De Louis XVI à la Révolution

Lors de leurs séjours assez courts à Fontainebleau, Louis XVI et Marie-Antoinette surent aménager, loin de la pompe de Versailles et de Trianon, des espaces d’isolement et d’évasion, plus intimes et modernes, répondant mieux au goût de l’époque. Si les deux boudoirs de Marie-Antoinette lui permettaient de « bouder » l’apparat de cour, l’appartement intérieur de Louis XVI, à l’étage et au rez-de-chaussée, correspondaient mieux au confort d’un souverain moderne. Les réaménagements de Fontainebleau furent mis en suspens lorsqu’éclata, en 1789, la Révolution française. Ainsi, le grand lit de la chambre de la reine, livré en 1787 pour Marie-Antoinette, dut attendre 17 ans avant qu’une première souveraine s’étende sous son dais richement orné. Et si le palais des rois de France fut, durant la Révolution française, la cible toute indiquée de projets de démolition, il ne dut sa survie qu’à l’installation de deux écoles dans ses salles vidées de leur mobilier. Délabré, le château ne fut mis à l’abri de toute destruction qu’en 1803, lors de la première visite de celui qui devait le rendre à sa raison d’être : Napoléon Bonaparte…

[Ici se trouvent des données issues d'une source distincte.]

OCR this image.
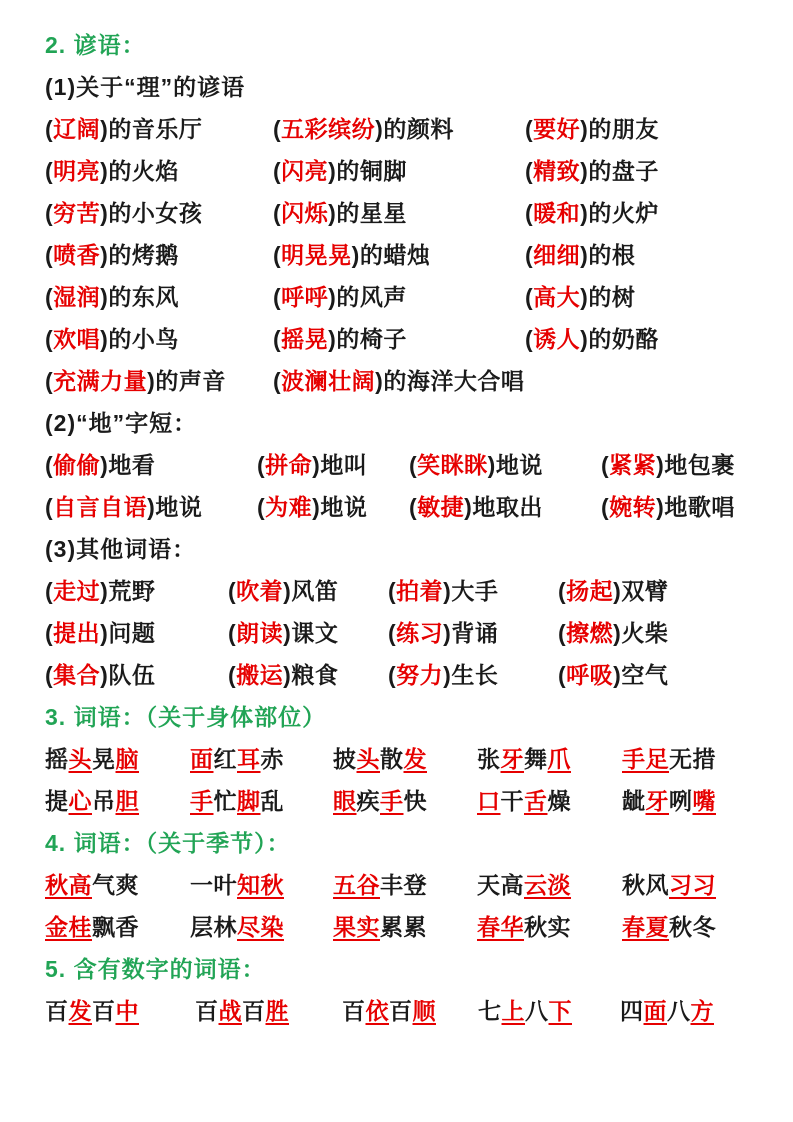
2. 谚语：
(1)关于“理”的谚语
(辽阔)的音乐厅	(五彩缤纷)的颜料	(要好)的朋友
(明亮)的火焰	(闪亮)的铜脚	(精致)的盘子
(穷苦)的小女孩	(闪烁)的星星	(暖和)的火炉
(喷香)的烤鹅	(明晃晃)的蜡烛	(细细)的根
(湿润)的东风	(呼呼)的风声	(高大)的树
(欢唱)的小鸟	(摇晃)的椅子	(诱人)的奶酪
(充满力量)的声音	(波澜壮阔)的海洋大合唱
(2)“地”字短：
(偷偷)地看	(拼命)地叫	(笑眯眯)地说	(紧紧)地包裹
(自言自语)地说	(为难)地说	(敏捷)地取出	(婉转)地歌唱
(3)其他词语：
(走过)荒野	(吹着)风笛	(拍着)大手	(扬起)双臂
(提出)问题	(朗读)课文	(练习)背诵	(擦燃)火柴
(集合)队伍	(搬运)粮食	(努力)生长	(呼吸)空气
3. 词语：（关于身体部位）
摇头晃脑	面红耳赤	披头散发	张牙舞爪	手足无措
提心吊胆	手忙脚乱	眼疾手快	口干舌燥	龇牙咧嘴
4. 词语：（关于季节）：
秋高气爽	一叶知秋	五谷丰登	天高云淡	秋风习习
金桂飘香	层林尽染	果实累累	春华秋实	春夏秋冬
5. 含有数字的词语：
百发百中	百战百胜	百依百顺	七上八下	四面八方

Le refuge de Marie-Antoinette

Louis XV et Gabriel disparurent sans que le « grand dessein » de reconstruction de la cour du Cheval blanc fût mené à bien. On y pensait encore sous Louis XVI, mais l’état des finances s’aggravant, le jeune roi balaya d’un revers de main le projet ruineux. Louis XVI préféra faire porter ses efforts sur l’agrandissement de ses appartements, et l’aménagement d’espaces d’intimité et de commodités dans le goût de l’époque.

Pour ce, on doubla, au nord, l’aile de la galerie François Ier et l’on aménagea pour le roi un appartement intérieur de sept pièces où furent agencés sa bibliothèque, sa chambre des Bains, son cabinet de toilette et son cabinet à poudre. La jeune reine Marie-Antoinette profita de ces aménagements gracieux. À l’automne 1777, on vint fêter à Fontainebleau les 22 ans de la souveraine, et le cadeau qui lui fut offert dépassa ses espérances. Au deuxième étage de ses appartements, les frères Rousseau lui avaient installé de nouveaux cabinets au goût du jour, espaces de perfection technique et de modernité qui tranchaient avec le décor désuet et pompeux des appartements.

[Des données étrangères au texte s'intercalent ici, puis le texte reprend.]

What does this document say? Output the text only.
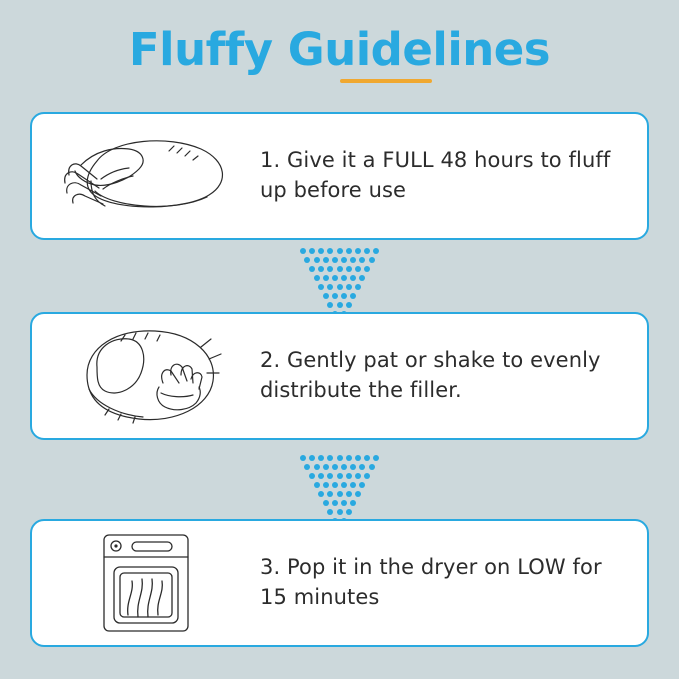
Fluffy Guidelines
1. Give it a FULL 48 hours to fluff up before use
2. Gently pat or shake to evenly distribute the filler.
3. Pop it in the dryer on LOW for 15 minutes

La reine y disposait enfin d’un « boudoir » lui permettant de « bouder » le protocole et de se retirer dans un petit cabinet « meublé dans le goût oriental, et éclairé, le soir, par des lampes placées dans une garde-robe séparée du cabinet par une grande glace » (comte d’Hézecques). Ce boudoir « turc », orné d’arabesques, de peintures orientalisantes et de lambris aux colorations exotiques, recelait un raffinement qui n’échappa pas aux contemporains.

Les aménagements de Fontainebleau, château d’isolement, d’évasion et de rêve pour le couple royal, coururent jusque dans les années 1786 et 1787 : le dernier voyage à Fontainebleau de l’Ancien Régime eut lieu du 9 octobre au 16 novembre 1786. Il offrit aux souverains l’occasion de découvrir les nouveaux aménagements qu’ils avaient ordonnés l’automne précédent – en particulier le boudoir d’argent de la reine, au premier étage. Louis XVI et Marie-Antoinette ne revinrent jamais à Fontainebleau, et la reine ne put contempler le somptueux lit d’apparat qui fut livré pour sa chambre en 1787 : le royaume était en grave crise économique et la Révolution française éclata, l’été 1789, dans le ciel gracieux du XVIIIe siècle…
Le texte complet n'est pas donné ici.